OMBRES
SOLO
2001



Chorégraphe: Cécile Loyer
Interprète: Cécile Loyer
Assistant à la mise en scène : Jean-Baptiste Bernadet
Lumières et scénographie : Jean-Baptiste Bernadet
Musiques: Johnny Hallyday "Que je t'aime", Il Giardino Armonico: Von Biber, musique pour la tempête de Shakespeare, éd. Teldec, et musiques originales de Eric Communier.

Durée: 40 minutes
Création Espace Pier Paolo Pasolini, Valenciennes, 2001
Co-Production : C.LOY-Cie Cécile LOYER ; Espace Pier Paolo Pasolini, Valenciennes, CCN Orléans – Josef Nadj (accueil – studio)

Co-réalisation: Domaine de Kerguéhennec, centre d'art contemporain, Bignan (fr).



« Distance » et « Participation » ; j’aimerais jouer sur ces deux termes, sur ces deux actes : que le public soit présent en tant qu’acteur-spectateur. Trouver ou retrouver la ressemblance, l’appartenance de chacun dans l’autre. A des niveaux, des moments différents je suis persuadée qu’hommes et femmes confondus se retrouvent dans toute vie, tout itinéraire ; ils ont vu, entendu et vécu des situations semblables et les mêmes émotions jalonnent leurs chemins.
Se souvenir est un acte majeur, primordial ; être capable de ressentir à nouveau, goûter encore une fois pour, peut- être oublier définitivement ou au contraire grandir,
ou « s’agrandir » et transmettre.
La mémoire peut être cruelle mais l’oubli est plus dangereux encore. Il faut se souvenir pour avancer, ne jamais oublier pour pouvoir changer. Pour pouvoir agir.

« Agir (c’est à dire précisément l’objet du théâtre), c’est changer le monde et, en le changeant, c’est nécessairement se changer », Sartre.

L’histoire, notre histoire devrait naître de nos regards les uns sur les autres ; rien ne devrait se faire sans cette attention à l’autre, sans s’être vu dans l’autre. Reflet. Miroir. Semblables. Prenez le temps de regarde ces corps au repos, en face de vous, assis ; ils sont ailleurs.

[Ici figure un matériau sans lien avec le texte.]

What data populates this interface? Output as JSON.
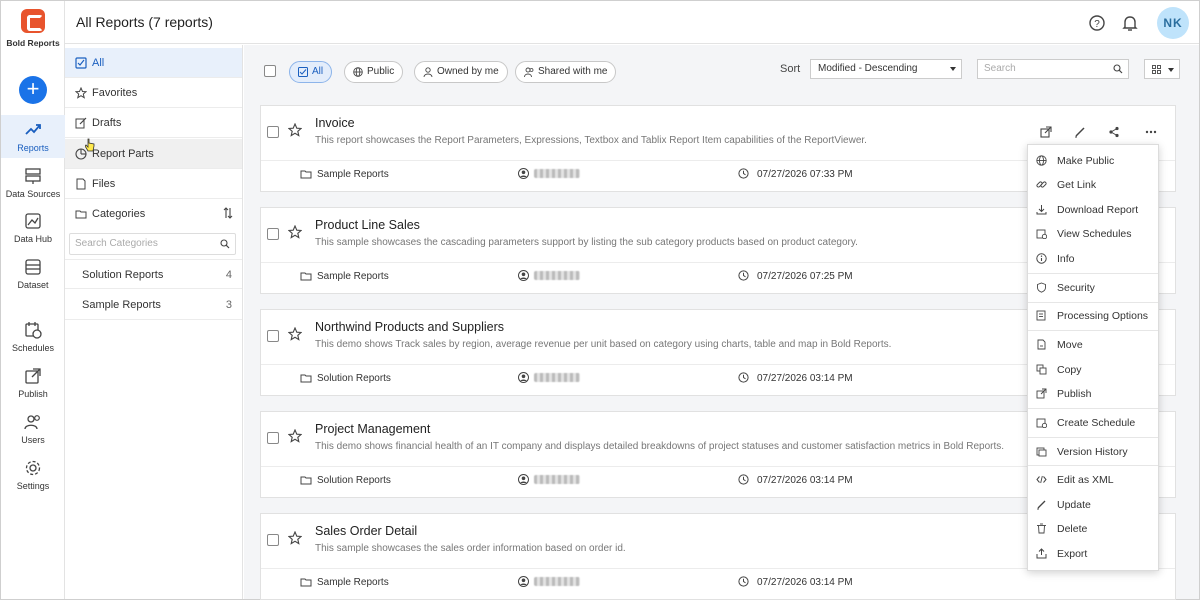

Leurs visages, leurs mains les trahissent. Une respiration qui s’accélère, des épaules qui se haussent, des doigts incapables de s’immobiliser, des bouches qui s’étirent, passant du sourire à la grimace. Effervescence de l’être, incandescence à jamais. Nos yeux, nos bouches, nos langues, nos ventres, nos pieds et nos mains, nos derrières et nos sexes expriment en secret la peur et le désir. Ils chutent et se perdent de la même manière, aux même rythmes. Petits dérapages quotidiens qui nous lient indéniablement.
Je fais partie de « la ligne », de ce fil que d’autres ont commencé à tendre. « Faire suite, être à la suite, prendre la suite ». Les Ombres de ma vie m’ont passé le relais. Par petits bouts, par petites touches, leurs parcours ont défini le mien ; je suis parce qu’ils ont été. Je n’ai pas vu ce qu’ils ont vu mais je suis les émotions, les peurs, les colères, les chagrins qui les ont transformés, façonnés, déformés à jamais. Pour que nous n’effacions jamais, que nous ne recommencions jamais, il faut que nos Ombres gardent leurs places dans nos têtes. Si la mémoire n’est plus, la Bataille aura eu lieu pour rien.